Mappe sensoriali e capanno d’avvistamento
Il tratto parte dalla storica idrovora di San Paolo, struttura legata alla bonifica della Maremma, e conduce fino a un capanno sensoriale e d’avvistamento intitolato ad Alessia Mori, ricercatrice e appassionata del Parco scomparsa lo scorso anno. L’Unione italiana ciechi e ipovedenti, sezione di Grosseto, ha contribuito al perfezionamento dell’itinerario con la realizzazione di mappe sensoriali.
Nel percorso sono stati installati anche apparati tridimensionali progettati per consentire di comprendere le caratteristiche geografiche dell’area e alcune peculiarità della biodiversità. L’intervento punta quindi a rendere l’itinerario accessibile non solo alle persone ipovedenti, ma anche a chi presenta disabilità temporanee o permanenti.
La riapertura è stata ufficializzata con il taglio del nastro del presidente del Parco, Simone Rusci, insieme alla vicepresidente dell’Unione italiana ciechi e ipovedenti di Grosseto, Cinzia Cottini, agli Amici del parco, ai consiglieri dell’area protetta e al dirigente della Regione Toscana Daniele Visconti.
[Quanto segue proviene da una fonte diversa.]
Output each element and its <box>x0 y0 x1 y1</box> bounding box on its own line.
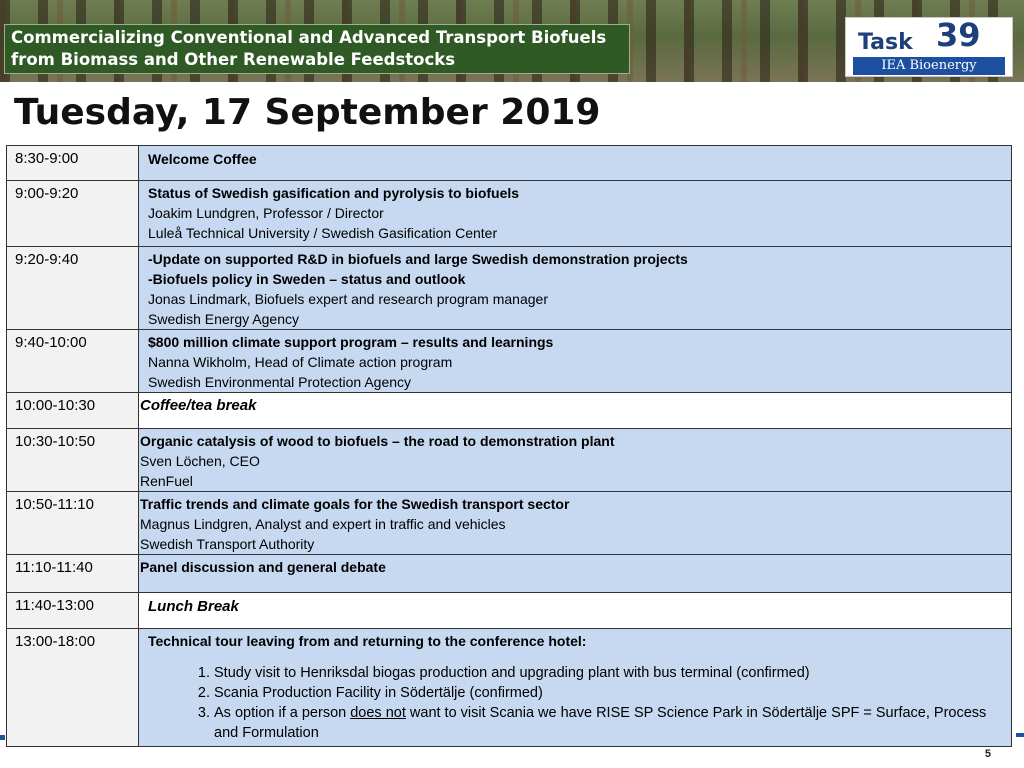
session-title: Technical tour leaving from and returning to the conference hotel: <box>148 633 587 649</box>
header-banner <box>0 0 1024 82</box>
session-cell <box>139 393 1012 429</box>
tour-list <box>148 663 1007 743</box>
list-item: 2. Scania Production Facility in Södertälje (confirmed) <box>214 683 1007 703</box>
time-cell: 9:20-9:40 <box>7 247 139 330</box>
table-row <box>7 146 1012 181</box>
table-row <box>7 429 1012 492</box>
session-speaker: Nanna Wikholm, Head of Climate action program <box>148 354 453 370</box>
table-row <box>7 555 1012 593</box>
session-affiliation: Swedish Energy Agency <box>148 311 299 327</box>
session-title: Organic catalysis of wood to biofuels – the road to demonstration plant <box>140 433 615 449</box>
session-cell <box>139 330 1012 393</box>
session-title: Lunch Break <box>148 598 239 615</box>
session-title: Coffee/tea break <box>140 397 257 414</box>
session-affiliation: Swedish Transport Authority <box>140 536 315 552</box>
table-row <box>7 393 1012 429</box>
session-speaker: Jonas Lindmark, Biofuels expert and research program manager <box>148 291 548 307</box>
session-cell <box>139 429 1012 492</box>
time-cell: 11:10-11:40 <box>7 555 139 593</box>
logo-task-text: Task <box>858 30 913 55</box>
time-cell: 11:40-13:00 <box>7 593 139 629</box>
session-title: $800 million climate support program – results and learnings <box>148 334 554 350</box>
session-cell <box>139 247 1012 330</box>
session-cell <box>139 555 1012 593</box>
logo-task-number: 39 <box>936 16 981 54</box>
list-item: 1. Study visit to Henriksdal biogas production and upgrading plant with bus terminal (confirmed) <box>214 663 1007 683</box>
conference-title-line2: from Biomass and Other Renewable Feedstocks <box>11 50 456 69</box>
session-affiliation: RenFuel <box>140 473 193 489</box>
tour-option-text-rest: want to visit Scania we have RISE SP Science Park in Södertälje SPF = Surface, Process and Formulation <box>214 705 987 741</box>
session-title: Welcome Coffee <box>148 151 257 167</box>
table-row <box>7 181 1012 247</box>
session-affiliation: Swedish Environmental Protection Agency <box>148 374 412 390</box>
conference-title-box <box>4 24 630 74</box>
session-cell <box>139 181 1012 247</box>
session-title: Traffic trends and climate goals for the Swedish transport sector <box>140 496 570 512</box>
agenda-table <box>6 145 1012 747</box>
slide-corner-mark-right <box>1016 733 1024 737</box>
session-speaker: Sven Löchen, CEO <box>140 453 260 469</box>
session-title: Status of Swedish gasification and pyrolysis to biofuels <box>148 185 520 201</box>
session-speaker: Joakim Lundgren, Professor / Director <box>148 205 384 221</box>
conference-title-line1: Commercializing Conventional and Advanced Transport Biofuels <box>11 28 607 47</box>
session-title: Panel discussion and general debate <box>140 559 386 575</box>
page-number: 5 <box>984 748 991 760</box>
table-row <box>7 247 1012 330</box>
session-title: -Biofuels policy in Sweden – status and outlook <box>148 271 466 287</box>
tour-option-emphasis: does not <box>350 705 406 721</box>
table-row <box>7 492 1012 555</box>
time-cell: 10:50-11:10 <box>7 492 139 555</box>
logo-org-text: IEA Bioenergy <box>853 57 1005 75</box>
page-title: Tuesday, 17 September 2019 <box>14 92 601 133</box>
time-cell: 10:30-10:50 <box>7 429 139 492</box>
session-cell <box>139 629 1012 747</box>
time-cell: 13:00-18:00 <box>7 629 139 747</box>
table-row <box>7 629 1012 747</box>
session-speaker: Magnus Lindgren, Analyst and expert in traffic and vehicles <box>140 516 506 532</box>
session-affiliation: Luleå Technical University / Swedish Gasification Center <box>148 225 498 241</box>
session-cell <box>139 492 1012 555</box>
session-cell <box>139 146 1012 181</box>
tour-option-text: As option if a person <box>214 705 351 721</box>
time-cell: 8:30-9:00 <box>7 146 139 181</box>
list-item <box>214 703 1007 743</box>
session-cell <box>139 593 1012 629</box>
table-row <box>7 593 1012 629</box>
session-title: -Update on supported R&D in biofuels and large Swedish demonstration projects <box>148 251 688 267</box>
time-cell: 9:40-10:00 <box>7 330 139 393</box>
iea-task39-logo <box>845 17 1013 77</box>
slide-corner-mark-left <box>0 735 5 740</box>
time-cell: 9:00-9:20 <box>7 181 139 247</box>
time-cell: 10:00-10:30 <box>7 393 139 429</box>
table-row <box>7 330 1012 393</box>
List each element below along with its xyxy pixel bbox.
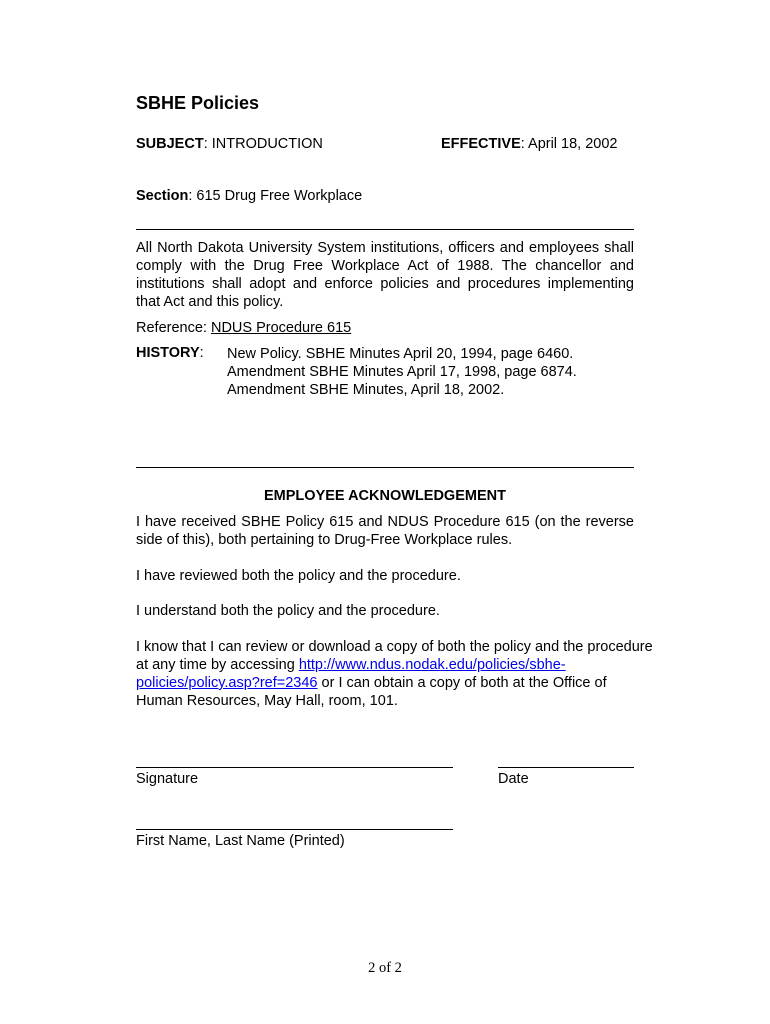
history-item: Amendment SBHE Minutes April 17, 1998, page 6874. [227,364,577,380]
middle-divider [136,467,634,468]
signature-line[interactable] [136,767,453,768]
history-item: Amendment SBHE Minutes, April 18, 2002. [227,382,505,398]
section-label: Section [136,188,189,204]
section-value: : 615 Drug Free Workplace [188,188,363,204]
signature-label: Signature [136,771,199,787]
history-item: New Policy. SBHE Minutes April 20, 1994, page 6460. [227,346,574,362]
reference-line [136,319,634,337]
date-line[interactable] [498,767,634,768]
effective-label: EFFECTIVE [441,136,521,152]
ack-paragraph-access [136,638,656,710]
history-colon: : [199,345,204,361]
effective-value: : April 18, 2002 [520,136,618,152]
effective-line [441,136,618,152]
page-number: 2 of 2 [368,960,402,976]
acknowledgement-title: EMPLOYEE ACKNOWLEDGEMENT [264,488,506,504]
history-label-wrap [136,345,204,361]
access-text-before: I know that I can review or download a copy of both the policy and the procedure at any time by accessing [136,639,653,673]
history-label: HISTORY [136,345,200,361]
date-label: Date [498,771,529,787]
reference-prefix: Reference: [136,320,211,336]
ack-paragraph-received: I have received SBHE Policy 615 and NDUS Procedure 615 (on the reverse side of this), both pertaining to Drug-Free Workplace rules. [136,514,634,548]
ack-paragraph-understand: I understand both the policy and the procedure. [136,603,440,619]
policy-body: All North Dakota University System institutions, officers and employees shall comply with the Drug Free Workplace Act of 1988. The chancellor and institutions shall adopt and enforce policies and procedures implementing that Act and this policy. [136,240,634,310]
page-title: SBHE Policies [136,93,260,113]
reference-link[interactable]: NDUS Procedure 615 [210,320,352,336]
top-divider [136,229,634,230]
access-text-after: or I can obtain a copy of both at the Office of Human Resources, May Hall, room, 101. [136,675,607,709]
ack-paragraph-reviewed: I have reviewed both the policy and the procedure. [136,568,461,584]
printed-name-label: First Name, Last Name (Printed) [136,833,345,849]
subject-label: SUBJECT [136,136,204,152]
policy-url-link[interactable]: http://www.ndus.nodak.edu/policies/sbhe-policies/policy.asp?ref=2346 [136,657,566,691]
history-list [227,345,577,399]
subject-value: : INTRODUCTION [203,136,323,152]
section-line [136,188,362,204]
printed-name-line[interactable] [136,829,453,830]
subject-line [136,136,323,152]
Il ripristino dopo i danni delle mareggiate
Rusci ha spiegato che il tratto non era stato chiuso per incuria, ma a causa dei danni provocati dalle intemperie e dalle mareggiate, che avevano eroso la parte di accesso al camminamento. Con la conclusione dei lavori, gli ultimi metri dell’itinerario A7 sono tornati percorribili e dotati di strumenti pensati per una visita più inclusiva.
Dalla zona della foce dell’Ombrone è possibile osservare numerose specie di uccelli, tra cui oche selvatiche, anatre, alzavole, codoni, mestoloni e aironi. Secondo quanto riferito dal consigliere del Parco Francesco Pezzo, nell’area protetta sono state avvistate oltre 300 specie di uccelli.
L’intervento è stato cofinanziato dalla Regione Toscana nell’ambito del progetto CamBioVia-Pro, dedicato alla tutela attiva della biodiversità attraverso le comunità e l’economia sostenibile, all’interno del programma Interreg Italia-Francia Marittimo 2021-2027. Il progetto, ha spiegato Visconti, si collega anche alla valorizzazione della transumanza e delle tradizioni legate alla figura del buttero. Tra le ipotesi indicate c’è inoltre la ricerca di finanziamenti per una scuola dei butteri nella zona del Granaio Lorenese.